Selected for the artistic Backlot section of the Telluride Film Festival in Colorado, which ends today (1 September), Swedish director Gunilla Bresky’s documentary I Stop Time portrays the former cinema projectionist who, when he saw the 1922 silent film Nanook of the North, realised he simply had to become a cinematographer.
Mikosha (1909-2004) worked as a cameraman, photographer, professional documentarian and special correspondent for the Izvestiya and Pravda newspapers; he also filmed the destruction of Moscow’s Cathedral of Christ the Saviour, the rescue of the Chelyuskin expedition in 1934, the liberation of Warsaw, and meetings between Stalin and Mao Zedong and between Khrushchev and Kennedy. He was one of the first to shoot in colour, and he supplied portaits of politicians and cultural figures for the Ogonek and Vokrug Sveta magazines.
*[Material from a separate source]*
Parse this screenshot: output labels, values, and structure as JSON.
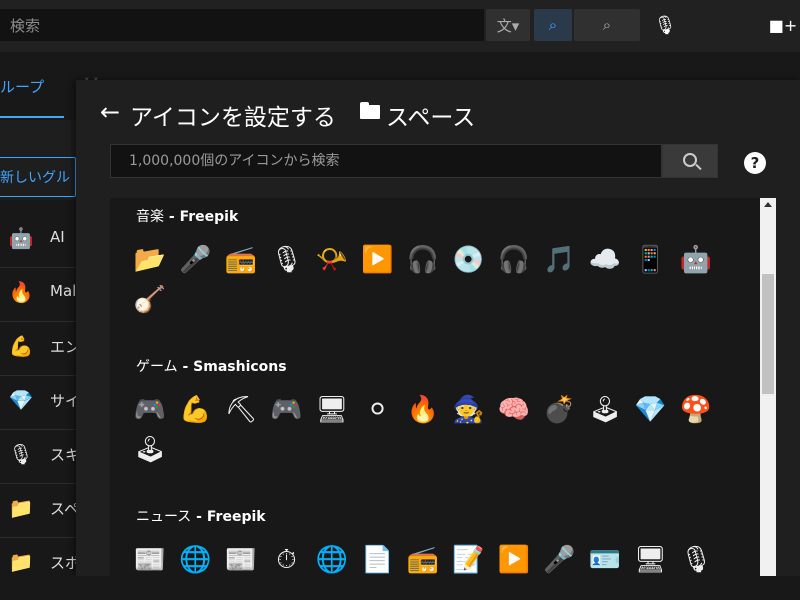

Bresky, who has signed several award-winning World War II documentaries, including Night Witches (2008), about female bomber pilots, based her movie on Mikosha’s films, photos and diaries, with Swedish actor Jonas Karlsson lending his voice to him in the Jan Blomberg production for Sweden’s Bob Film. I Stop Time was named Best Swedish Documentary at Stockholm’s Tempo Documentary Festival – Sweden’s largest – in March.